Surgery is the main radical treatment for hepatocellular carcinoma (HCC), but the high postoperative recurrence rate makes the survival benefit of patients limited. Some studies have shown that PD-1 antibody alone as neoadjuvant therapy induced significant tumor necrosis. In our center, Tislelizumab in combination with Lenvatinib as neoadjuvant therapy was well tolerated and significantly induced pathological and clinical response without significant surgical delay (NCT04834986).
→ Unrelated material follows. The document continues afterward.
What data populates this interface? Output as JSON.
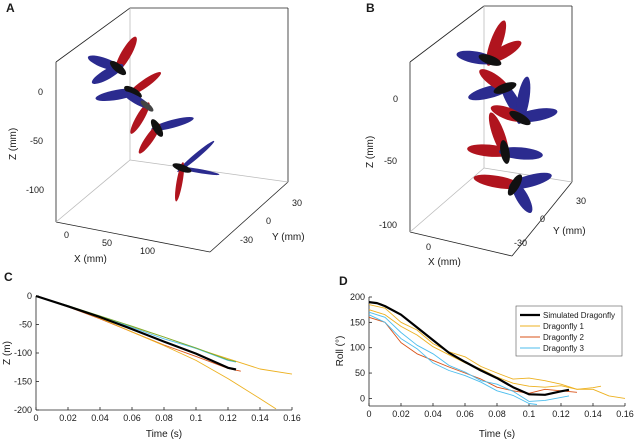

These results suggest that immunotherapy has good potential as neoadjuvant therapy in resectable liver cancer, but the characteristics of patients targeted by different regiments are not clear. This study aims to explore the factors that influence the efficacy of Tislelizumab monotherapy or in combination with Lenvatinib and accurately screen patients to further improve the safety and efficacy of neoadjuvant treatment.

Trial design

This single-center, two-arm phase II study (NCT05807776) will enroll 50 patients. The key inclusion criteria include confirmed resectable HCC, BCLC A, Child-Pugh A, ECOG PS 0-1, no prior systemic therapy. All patients will undergo pretreatment biopsy and subsequently receive 2 cycles of treatment with 200mg Tislelizumab. Tumor assessment performs in accordance with mRECIST. Patients who achieve partial response(PR) or reduced stable disease(SD) will be assigned to arm 1 and directly undergo surgical resection, start adjuvant treatment 4-8 weeks after surgery with Tislelizumab for 3-6 months. Patients who achieve progressive disease(PD) or increased SD will be assigned to arm 2, undergo second biopsy and receive Tislelizumab and Lenvatinib(8mg/kg) for 2 cycles, followed by surgical resection depends on the patient's physical condition and tumor condition, start adjuvant treatment with Tislelizumab in combination with Lenvatinib for 3-6 months. The primary endpoint is major pathologic response rate (MPR, tumor necrosis >70%), secondary endpoints are 1 and 2 years DFS rate, ORR, surgical delay rate (time from the end of last neoadjuvant treatment cycle to surgery > 28 days) and safety. Study enrollment has begun in April 2023.

Clinical trial identification

NCT05807776.

Editorial acknowledgement

Legal entity responsible for the study

Tianjin Medical University Cancer Institute and Hospital.

Funding

Has not received any funding.

Disclosure

All authors have declared no conflicts of interest.